Nature Cell Biology DOI 10. 1038/ncb2006
Hiroshi Ashida1,2, Minsoo Kim2, Marc Schmidt-Supprian3, Averil Ma4, Michinaga Ogawa1 & Chihiro Sasakawa1,2
1. Department of Microbiology and Immunology, University of Tokyo, 4-6-1, Shirokanedai, Minato-ku, Tokyo 108-8639, Japan. 2. Department of Infectious Disease Control, International Research Center for Infectious Disease, Institute of Medical Science, University of Tokyo, 4-6-1, Shirokanedai, Minato-ku, Tokyo 108-8639, Japan. 3. Max Planck Institute of Biochemistry, Am Klopferspitz 18, 82152 Martinsried, Germany. 4. Department of Medicine, University of California at San Francisco, 513 Parnassus Avenue, S-1057, San Francisco, CA 94143-0451, USA.
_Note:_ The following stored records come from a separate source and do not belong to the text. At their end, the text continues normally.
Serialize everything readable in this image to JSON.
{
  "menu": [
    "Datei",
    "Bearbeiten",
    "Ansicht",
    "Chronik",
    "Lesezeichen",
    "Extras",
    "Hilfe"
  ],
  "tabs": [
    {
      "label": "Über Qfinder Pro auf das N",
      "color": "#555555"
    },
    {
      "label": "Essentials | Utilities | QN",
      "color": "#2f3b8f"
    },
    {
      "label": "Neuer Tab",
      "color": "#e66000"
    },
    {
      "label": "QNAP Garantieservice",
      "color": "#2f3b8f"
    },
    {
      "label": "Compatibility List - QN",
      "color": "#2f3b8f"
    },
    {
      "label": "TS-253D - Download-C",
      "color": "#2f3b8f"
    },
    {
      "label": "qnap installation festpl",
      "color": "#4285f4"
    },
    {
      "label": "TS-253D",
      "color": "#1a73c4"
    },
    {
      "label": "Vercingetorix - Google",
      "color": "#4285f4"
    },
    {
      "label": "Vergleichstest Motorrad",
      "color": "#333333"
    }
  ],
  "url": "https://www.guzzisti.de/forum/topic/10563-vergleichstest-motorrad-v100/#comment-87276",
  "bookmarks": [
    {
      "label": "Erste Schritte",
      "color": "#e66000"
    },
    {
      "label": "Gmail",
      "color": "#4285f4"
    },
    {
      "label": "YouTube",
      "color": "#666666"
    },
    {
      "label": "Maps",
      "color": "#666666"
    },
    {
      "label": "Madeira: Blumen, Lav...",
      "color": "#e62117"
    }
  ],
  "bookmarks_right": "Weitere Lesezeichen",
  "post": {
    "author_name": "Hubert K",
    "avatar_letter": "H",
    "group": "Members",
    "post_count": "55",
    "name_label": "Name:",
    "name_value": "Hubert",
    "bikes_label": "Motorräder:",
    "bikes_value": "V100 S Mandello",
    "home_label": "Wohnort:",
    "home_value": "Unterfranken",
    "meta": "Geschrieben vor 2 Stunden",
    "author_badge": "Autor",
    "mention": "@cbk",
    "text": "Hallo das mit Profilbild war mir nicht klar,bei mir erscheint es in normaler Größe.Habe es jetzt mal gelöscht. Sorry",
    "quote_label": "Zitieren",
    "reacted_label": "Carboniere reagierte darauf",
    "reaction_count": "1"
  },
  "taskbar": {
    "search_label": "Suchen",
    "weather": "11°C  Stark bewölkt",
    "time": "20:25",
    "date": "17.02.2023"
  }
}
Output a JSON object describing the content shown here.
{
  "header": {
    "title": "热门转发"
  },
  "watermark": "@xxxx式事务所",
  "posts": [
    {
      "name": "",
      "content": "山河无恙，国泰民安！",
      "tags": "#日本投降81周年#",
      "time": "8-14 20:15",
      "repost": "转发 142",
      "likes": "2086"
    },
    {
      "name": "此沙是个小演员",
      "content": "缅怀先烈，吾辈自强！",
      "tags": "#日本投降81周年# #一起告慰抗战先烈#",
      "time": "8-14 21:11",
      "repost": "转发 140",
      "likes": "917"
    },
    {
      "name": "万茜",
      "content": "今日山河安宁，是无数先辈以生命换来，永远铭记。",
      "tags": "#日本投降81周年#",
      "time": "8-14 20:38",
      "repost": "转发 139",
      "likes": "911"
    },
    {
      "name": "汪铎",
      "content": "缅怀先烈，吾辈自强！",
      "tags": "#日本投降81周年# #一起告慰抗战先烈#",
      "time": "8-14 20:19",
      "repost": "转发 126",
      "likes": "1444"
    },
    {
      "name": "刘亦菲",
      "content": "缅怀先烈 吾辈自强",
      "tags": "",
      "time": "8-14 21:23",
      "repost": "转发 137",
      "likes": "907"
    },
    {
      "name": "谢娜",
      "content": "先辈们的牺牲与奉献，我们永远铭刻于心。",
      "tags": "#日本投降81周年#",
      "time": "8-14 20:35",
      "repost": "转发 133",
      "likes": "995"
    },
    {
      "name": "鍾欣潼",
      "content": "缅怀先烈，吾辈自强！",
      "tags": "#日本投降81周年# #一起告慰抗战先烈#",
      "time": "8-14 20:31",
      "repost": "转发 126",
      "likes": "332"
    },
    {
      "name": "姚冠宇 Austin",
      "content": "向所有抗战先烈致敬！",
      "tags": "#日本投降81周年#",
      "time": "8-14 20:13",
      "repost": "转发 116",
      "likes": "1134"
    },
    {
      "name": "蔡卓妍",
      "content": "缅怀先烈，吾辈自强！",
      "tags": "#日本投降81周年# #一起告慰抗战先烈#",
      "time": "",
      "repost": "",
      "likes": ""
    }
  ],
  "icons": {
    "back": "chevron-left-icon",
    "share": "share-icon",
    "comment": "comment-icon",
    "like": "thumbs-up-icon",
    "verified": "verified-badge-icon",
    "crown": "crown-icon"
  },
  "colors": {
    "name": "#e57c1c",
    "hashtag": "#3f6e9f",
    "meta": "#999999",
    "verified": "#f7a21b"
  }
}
NF-κB (nuclear factor κB) has a pivotal role in many cellular processes, including the inflammatory and immune responses and, therefore, its activation is tightly regulated by the IKK (IκB kinase) complex and by IκBα degradation. When Shigella bacteria multiply within epithelial cells they release peptidoglycans, which are recognized by Nod1 and stimulate the NF-κB pathway, thus leading to a severe inflammatory response. Here, we show that IpaH9.8, a Shigella effector possessing E3 ligase activity, dampens the NF-κB-mediated inflammatory response to the bacterial infection in a unique way. IpaH9.8 interacts with NEMO/IKKγ and ABIN-1, a ubiquitin-binding adaptor protein, promoting ABIN-1-dependent polyubiquitylation of NEMO. Consequently, polyubiquitylated NEMO undergoes proteasome-dependent degradation, which perturbs NF-κB activation. As NEMO is essential for NF-κB activation, we propose that the polyubiquitylation and degradation of NEMO during Shigella infection is a new bacterial strategy to modulate host inflammatory responses.